Eine der schwierigsten Aufgaben im Produktmanagement ist es, den Innovationsprozess voran zu treiben. Unsere Arbeit als Produktmanager hängt von neuen und innovativen Ideen ab. Man muss wettbewerbsfähig bleiben und das bleibt man nur, wenn man sich den Marktverhältnissen anpasst und den Wünschen der Kunden gerecht wird.
Was ist innovativ?
Die Frage die man sich stellen muss ist: Was ist überhaupt innovativ? Muss es ein völlig neues Produkt sein? Kann ein Produkt verbessert werden, oder ist das Produkt nicht mehr lebensfähig und muss aus dem Sortiment genommen werden?
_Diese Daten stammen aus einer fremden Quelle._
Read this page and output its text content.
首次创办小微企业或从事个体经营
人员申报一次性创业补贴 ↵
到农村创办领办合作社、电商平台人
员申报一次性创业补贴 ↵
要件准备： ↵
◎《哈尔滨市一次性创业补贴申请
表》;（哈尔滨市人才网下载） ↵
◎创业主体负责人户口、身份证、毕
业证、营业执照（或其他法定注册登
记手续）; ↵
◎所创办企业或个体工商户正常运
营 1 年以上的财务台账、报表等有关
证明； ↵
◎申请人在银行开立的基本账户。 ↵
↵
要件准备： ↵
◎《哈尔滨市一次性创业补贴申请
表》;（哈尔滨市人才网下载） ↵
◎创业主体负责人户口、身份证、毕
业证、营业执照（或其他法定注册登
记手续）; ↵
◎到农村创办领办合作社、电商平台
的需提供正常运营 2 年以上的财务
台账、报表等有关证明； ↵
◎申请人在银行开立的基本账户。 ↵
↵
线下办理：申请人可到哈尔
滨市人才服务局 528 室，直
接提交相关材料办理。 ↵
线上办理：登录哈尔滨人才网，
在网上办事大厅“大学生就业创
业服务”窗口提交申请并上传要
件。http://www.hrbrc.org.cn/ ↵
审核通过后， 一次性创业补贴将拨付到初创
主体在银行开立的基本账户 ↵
Um die richtige Entscheidung zu treffen, benötigt man viel Routine, Erfahrung und eineng gelebten Prozess in diesem Job. Ich hoffe ich werde in dieser Hinsicht noch einiges lernen, denn so routiniert bin ich noch lange nicht und für Tipps wäre ich natürlich auch sehr dankbar! Jahooda hinterfrägt ob Unternehmen eine Prozesslandkarte benötigen. Wir meinen ja. Unsere Prozesslandkarte -bei dem der Innovationsprozess nur ein Teil ist- sieht aktuell so aus:

Managen von Innovationen als Prozess
Um vernünftig an Innovationsmanagement heran zu gehen muss man zuerst eine Menge Informationen sammeln und analysieren. Dann verfolgt man die drei Phasen des Innovationsprozesses:
1. Impulsphase: Beobachten von Trends
2. Bewertungsphase: Machbarkeitsanalyse
3. Technologietransfer: Produktion und Verkauf
Wenn man einige gute Ideen hat, muss man diese systematisch planen, umsetzen und auch kontrollieren. Dabei muss das so genannte Innovationsklima berücksichtigt werden. Dieses kann zum Beispiel durch die Kundenstruktur, die Unternehmensstrategie oder auch das Personalmanagement beeinflusst werden. Dann dürfte dem innovativen Produkt nichts mehr im Wege stehen!



04.03.2008 um 10:54
Vielen Dank für den Link auf meinen Jahooda-Blog. Kurze Nachfrage zu deinem Beitrag: Zeigt die Abbildung eure “gesamte” Prozesslandkarte oder ist das Produktmanagement wiederum nur ein Teil einer unternehmensweitern Landkarte (Finanzen, Personal, usw.)?
10.03.2008 um 09:12
Diese abgebildete Prozesslandkarte illustriert “nur” die Prozessüberschriften für das Produktmanagement bei der (fiktive) Maschinenbau GmbH.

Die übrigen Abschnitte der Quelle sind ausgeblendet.